When this point is reached and more and more market participants start to realize it, futures demand (long interest) could start to evaporate while supply (short interest) could grow precisely at the same time that the opposite is happening in the cash market. Another way to say this is that paper would be spurned for the real thing and futures prices could actually fall or more likely fail to keep pace with the exploding cash price of silver and gold.

 

If all goes according to theory, the basis will predict these events. More specifically, the basis represented by the spread between the cash price of gold and silver and the futures price in the nearest contract month is what will sound the alarm.
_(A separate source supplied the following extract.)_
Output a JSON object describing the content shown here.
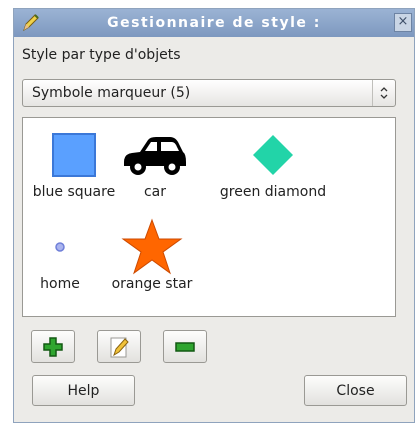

This basis can be measured in absolute terms or more usefully as a relative basis which is measured in terms of days to option expiration where a 10 cent absolute basis with 5 days to option expiration equals a 2 cent relative basis.

 

At least that is the theory. It sounds pretty solid to me and that is why I started to look closer at the basis and to track it daily on the website. Soon I will also carry charts tracking the basis historically as well as provide further analysis.

 

In the meantime, remember that the likely sequence of events before a plunging basis is a steep, temporary rise in basis. Also remember that the basis will not plunge without all sorts of other signs throughout the global economy that the public (or at least the wealthy) is losing faith in paper-denominated assets. Remember too that in silver the basis is measured as the difference between the cash price and the futures price of the nearest contract month with active options. For example, In June 2006 the basis would use the July 2006 contract but come July it would become the September 2006 contract. Therefore, we will consider the silver basis "dead" when call options in the nearest contract month are more than 30 days from expiration. When the silver basis is "dead", the gold basis is "alive" and vice versa except for the month of November when both the silver ang gold basis are "alive".

 

Lastly, let's note that the current reduced basis in silver futures is probably an anomaly and not necessarily related to the imminent delivery default which Mr. Fekete warns about. For delivery defaults to be a near-term possibility, the basis would have to fall consistently across all time frames in the same manner that lease rates would need to rise in unison.

 

The interesting thing about the basis is that it is not an all or nothing proposition -- it should hold true in market gyrations of lower amplitude and thus I intend to incorporate it into my overall analysis of the silver market regardless of how far away we might be from financial Armageddon.

 

In closing, I would like to thank Mr. Fekete for his invitation to start thinking more about the basis because although it is not currently telling a tale of a silver market about to be cornered, it could very well do so at some point in the future. Therefore, effective immediately, I will take up his challenge and start displaying and periodically analyzing what the basis has to say about the silver market. I presume others will follow including those who prefer to focus on gold (which is currently showing a very robust contango, by the way).